Les Canadiennes de Montreal made headlines this week when they announced that they had acquired defender Erin Ambrose in a trade with the Toronto Furies.
Trades are already rare enough in women’s hockey that any transaction is enough to get fans excited, and if you’re a Montreal fan, this is a trade that instantly improves an already talented team. Ambrose was recently cut from Hockey Canada’s centralization roster but has been in their system for several years now. She was a staple on the Furies blue line and they’ve badly missed her while she was at centralization- and now they’ll have to play against her.
But Ambrose’s trade sheds light on another aspect of trades in women’s hockey - the one-sidedness of it.
On the surface, the Ambrose trade looks like a win for both teams. The Furies picked up four draft picks in exchange for the defender - two first round picks and two third round picks over the span of three seasons (first and third in 2018, first in 2019, third in 2020).
And that looks fair for a defender of Ambrose’s caliber. But...it’s not that simple.
Players who register for the CWHL draft are required to pick locations that they’re willing to be drafted by. If someone wants to join the draft but has a job in Boston, for example, they’re not going to want to play for Calgary. Players must pick at least one location and can select a maximum of three.
Other locations that players can pick are: Boston, Calgary, Montreal, and the GTA (which includes both Toronto and Markham).
(We’re going to ignore China for a second because their teams are mostly national team players and we don’t think they’ll be drafting many other imports in the future).
So there’s actually three teams affected in this trade: Montreal, Toronto...and Markham.

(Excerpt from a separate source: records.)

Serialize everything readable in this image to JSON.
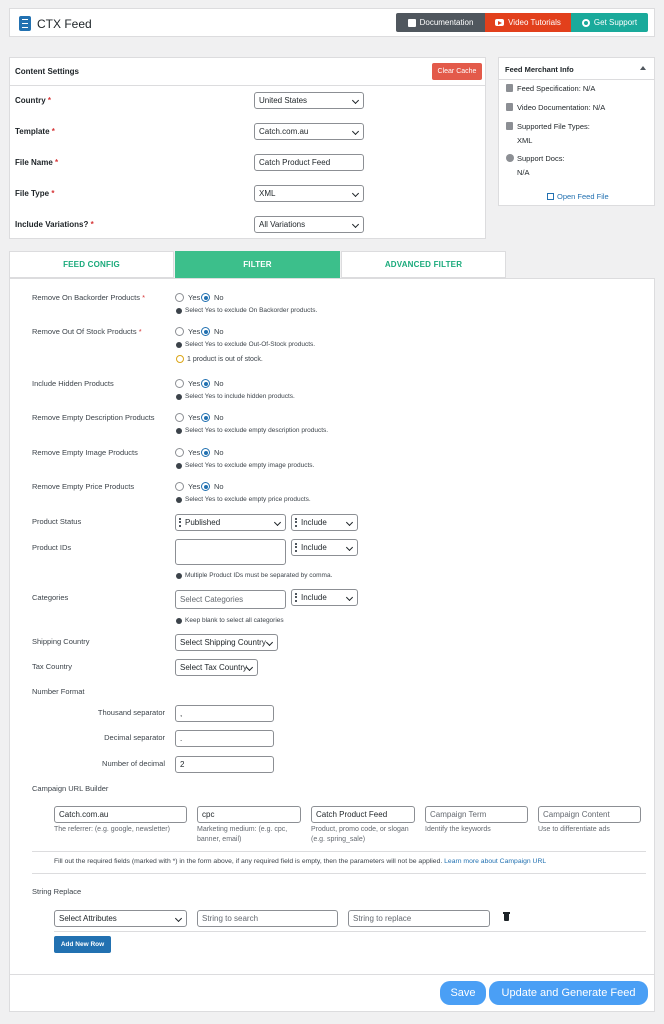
{
  "header": {
    "app_title": "CTX Feed",
    "buttons": {
      "documentation": "Documentation",
      "video": "Video Tutorials",
      "support": "Get Support"
    }
  },
  "content_settings": {
    "title": "Content Settings",
    "clear_cache": "Clear Cache",
    "fields": [
      {
        "label": "Country",
        "value": "United States"
      },
      {
        "label": "Template",
        "value": "Catch.com.au"
      },
      {
        "label": "File Name",
        "value": "Catch Product Feed"
      },
      {
        "label": "File Type",
        "value": "XML"
      },
      {
        "label": "Include Variations?",
        "value": "All Variations"
      }
    ],
    "required_mark": "*"
  },
  "merchant_info": {
    "title": "Feed Merchant Info",
    "spec": "Feed Specification: N/A",
    "video": "Video Documentation: N/A",
    "types_label": "Supported File Types:",
    "types_value": "XML",
    "docs_label": "Support Docs:",
    "docs_value": "N/A",
    "open_link": "Open Feed File"
  },
  "tabs": {
    "config": "FEED CONFIG",
    "filter": "FILTER",
    "advanced": "ADVANCED FILTER"
  },
  "filters": {
    "yes": "Yes",
    "no": "No",
    "backorder": {
      "label": "Remove On Backorder Products",
      "hint": "Select Yes to exclude On Backorder products."
    },
    "out_of_stock": {
      "label": "Remove Out Of Stock Products",
      "hint": "Select Yes to exclude Out-Of-Stock products.",
      "warning": "1 product is out of stock."
    },
    "hidden": {
      "label": "Include Hidden Products",
      "hint": "Select Yes to include hidden products."
    },
    "empty_desc": {
      "label": "Remove Empty Description Products",
      "hint": "Select Yes to exclude empty description products."
    },
    "empty_image": {
      "label": "Remove Empty Image Products",
      "hint": "Select Yes to exclude empty image products."
    },
    "empty_price": {
      "label": "Remove Empty Price Products",
      "hint": "Select Yes to exclude empty price products."
    },
    "status": {
      "label": "Product Status",
      "value": "Published",
      "mode": "Include"
    },
    "ids": {
      "label": "Product IDs",
      "mode": "Include",
      "hint": "Multiple Product IDs must be separated by comma."
    },
    "categories": {
      "label": "Categories",
      "placeholder": "Select Categories",
      "mode": "Include",
      "hint": "Keep blank to select all categories"
    },
    "shipping": {
      "label": "Shipping Country",
      "value": "Select Shipping Country"
    },
    "tax": {
      "label": "Tax Country",
      "value": "Select Tax Country"
    },
    "number_format": {
      "label": "Number Format",
      "thousand_label": "Thousand separator",
      "thousand_value": ",",
      "decimal_label": "Decimal separator",
      "decimal_value": ".",
      "decimals_label": "Number of decimal",
      "decimals_value": "2"
    },
    "campaign": {
      "label": "Campaign URL Builder",
      "source": {
        "value": "Catch.com.au",
        "caption": "The referrer: (e.g. google, newsletter)"
      },
      "medium": {
        "value": "cpc",
        "caption1": "Marketing medium: (e.g. cpc,",
        "caption2": "banner, email)"
      },
      "name": {
        "value": "Catch Product Feed",
        "caption1": "Product, promo code, or slogan",
        "caption2": "(e.g. spring_sale)"
      },
      "term": {
        "placeholder": "Campaign Term",
        "caption": "Identify the keywords"
      },
      "content": {
        "placeholder": "Campaign Content",
        "caption": "Use to differentiate ads"
      },
      "note": "Fill out the required fields (marked with *) in the form above, if any required field is empty, then the parameters will not be applied.",
      "note_link": "Learn more about Campaign URL"
    },
    "string_replace": {
      "label": "String Replace",
      "attr": "Select Attributes",
      "search_ph": "String to search",
      "replace_ph": "String to replace",
      "add_row": "Add New Row"
    }
  },
  "footer": {
    "save": "Save",
    "update": "Update and Generate Feed"
  }
}
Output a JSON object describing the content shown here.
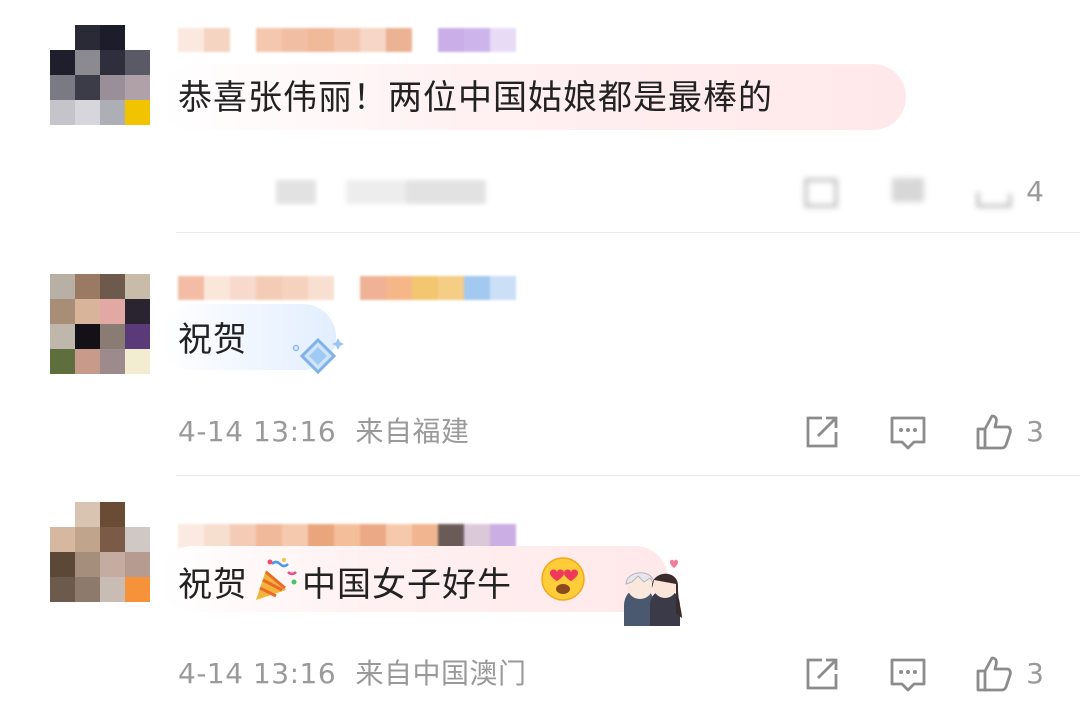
{
  "comments": [
    {
      "text": "恭喜张伟丽！两位中国姑娘都是最棒的",
      "time": "",
      "location": "",
      "likes": "4"
    },
    {
      "text": "祝贺",
      "time": "4-14 13:16",
      "location": "来自福建",
      "likes": "3"
    },
    {
      "text_before": "祝贺",
      "text_after": "中国女子好牛",
      "time": "4-14 13:16",
      "location": "来自中国澳门",
      "likes": "3"
    }
  ],
  "icons": {
    "share": "share-icon",
    "reply": "comment-icon",
    "like": "thumbs-up-icon",
    "party": "party-popper-icon",
    "heart_eyes": "heart-eyes-icon",
    "sticker": "couple-sticker-icon",
    "badge": "diamond-badge-icon"
  },
  "colors": {
    "text": "#222222",
    "meta": "#9a9a9a",
    "divider": "#eaeaea"
  }
}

Trading players for draft picks when only two teams are ACTUALLY effected by the draft... pic.twitter.com/ejFUIXzfmo— Liz Knox (@27Knoxy) December 13, 2017
Montreal hands-down won this deal. Yes, they’re giving away draft picks, but the CWHL draft doesn’t have a set number of rounds - it goes on until all players who have registered for the draft have been selected. So while they’ll “lose” a couple of picks, they won’t ACTUALLY lose them. They’re likely relying on players they recruit to only select Montreal as their destination of choice, so it won’t matter if they have those high-round picks.
Toronto wins this trade too, but it’s not because they’ll be able to steal Montreal’s draft picks; instead, they can snag players who might have otherwise gone to Markham.
Because player have to pick a “GTA” location instead of Toronto or Markham, the only two teams going head-to-head for players in the draft are the Thunder and the Furies. Toronto’s extra picks give them a leg up over their rival, and (as Liz Knox so eloquently tweeted) basically screws Markham over.
Sorry, Markham - this trade isn’t great for you (actually, that’s an understatement). Anyways, have fun playing against Ambrose this weekend.